Hint – This type of question comes in probability. In this question, firstly we see the formula of probability. Probability is a type of ratio where we compare how many times an outcome can occur compared to all possible outcomes, i.e. probability = the no of wanted outcomes/ the no of possible outcomes. The analysis of events governed by probability is called statistics.

Complete step-by-step answer:
In this question, it is given that;
Possible no of outcomes is 60.
Let A be the event in which the selected student has opted for NCC and B be the event in which the selected student has opted for NSS.
 Number of student who have opted for NCC=30
                         $\therefore P\left( A \right) = \dfrac{{30}}{{60}} = \dfrac{1}{2}$
Also Number of student who have opted for NSS=32
                         $\therefore P\left( B \right) = \dfrac{{32}}{{60}} = \dfrac{8}{{15}}$
 Number of student who have opted for both NCC and NSS=24
                         $\therefore P\left( {{\text{A and B}}} \right) = \dfrac{{24}}{{60}} = \dfrac{2}{5}$
          (1) $P\left( {{\text{A }} \cup {\text{ B}}} \right) = P\left( A \right) + P\left( B \right) - P\left( {A \cap B} \right)$
                         $\therefore P\left( {A \cup B} \right) = \dfrac{1}{2} + \dfrac{8}{{15}} - \dfrac{2}{5}$
                                                   $
   = \dfrac{{15 + 16 - 12}}{{30}} \\
   = \dfrac{{19}}{{30}} \\
 $
Thus, the probability that the selected student has opted for NCC or NSS is$\dfrac{{19}}{{30}}$.
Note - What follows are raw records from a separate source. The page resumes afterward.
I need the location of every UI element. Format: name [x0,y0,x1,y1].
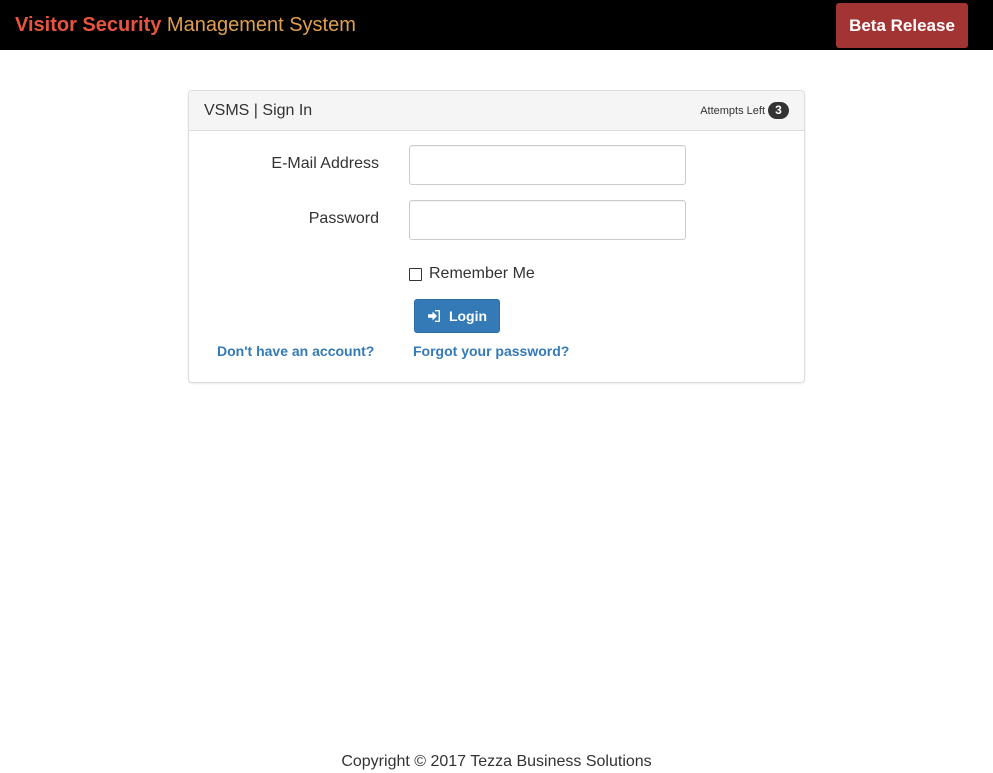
login-button[interactable]: Login [414,299,500,333]
panel-title: VSMS | Sign In [204,102,313,119]
remember-me-checkbox[interactable] [409,267,422,281]
brand-title[interactable]: Visitor Security Management System [15,12,356,38]
password-field[interactable] [409,200,686,240]
login-button-label: Login [448,308,488,324]
attempts-count-badge: 3 [768,102,789,119]
sign-in-panel: VSMS | Sign In Attempts Left 3 E-Mail Ad… [188,90,805,383]
attempts-label: Attempts Left [700,104,765,117]
attempts-left: Attempts Left 3 [700,102,789,119]
brand-name-strong: Visitor Security [15,14,162,36]
remember-me-label: Remember Me [429,265,535,282]
email-field[interactable] [409,145,686,185]
sign-in-icon [427,309,441,323]
remember-me[interactable]: Remember Me [409,264,535,284]
password-label: Password [308,210,379,227]
beta-release-button[interactable]: Beta Release [836,3,968,48]
panel-heading: VSMS | Sign In Attempts Left 3 [189,91,804,131]
email-label: E-Mail Address [271,155,379,172]
register-link[interactable]: Don't have an account? [217,342,374,360]
forgot-password-link[interactable]: Forgot your password? [413,342,569,360]
footer-copyright: Copyright © 2017 Tezza Business Solution… [341,753,652,770]
brand-name-light: Management System [166,14,356,36]
top-navbar: Visitor Security Management System Beta … [0,0,993,50]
                              DEMORGAN’S LAW says:
                       $\left[ {P\left( {A' \cap B'} \right) = P\left( {A \cup B} \right)'} \right]$
              i.e. $P\left( {A'andB'} \right)$$ = P\left( {AorB} \right)'$
                         $P\left( {A \cup B} \right)' = 1 - P\left( {A \cup B} \right)$
                                              $
   = 1 - \dfrac{{19}}{{30}} \\
   = \dfrac{{11}}{{30}} \\
 $
Thus, the probability that the selected student has opted for neither NCC nor NSS is$\dfrac{{11}}{{30}}$.
(3) Number of student who have opted for NSS but not NCC is$32 - 24 = 8$
So, the probability that the selected student has opted for NSS but not NCC $ = \dfrac{8}{{60}}$$ = \dfrac{2}{{15}}$

Note – The probability of an event is a number between 0 and 1, where 0 indicates impossible event and 1 indicates certainty event. some examples of possible and impossible events, if a coin tosses no of two head comes event is $\dfrac{0}{2} = 0$ i.e. impossible event and no of event comes a head or a tell is$\dfrac{1}{2} + \dfrac{1}{2} = 1$ i.e. possible event.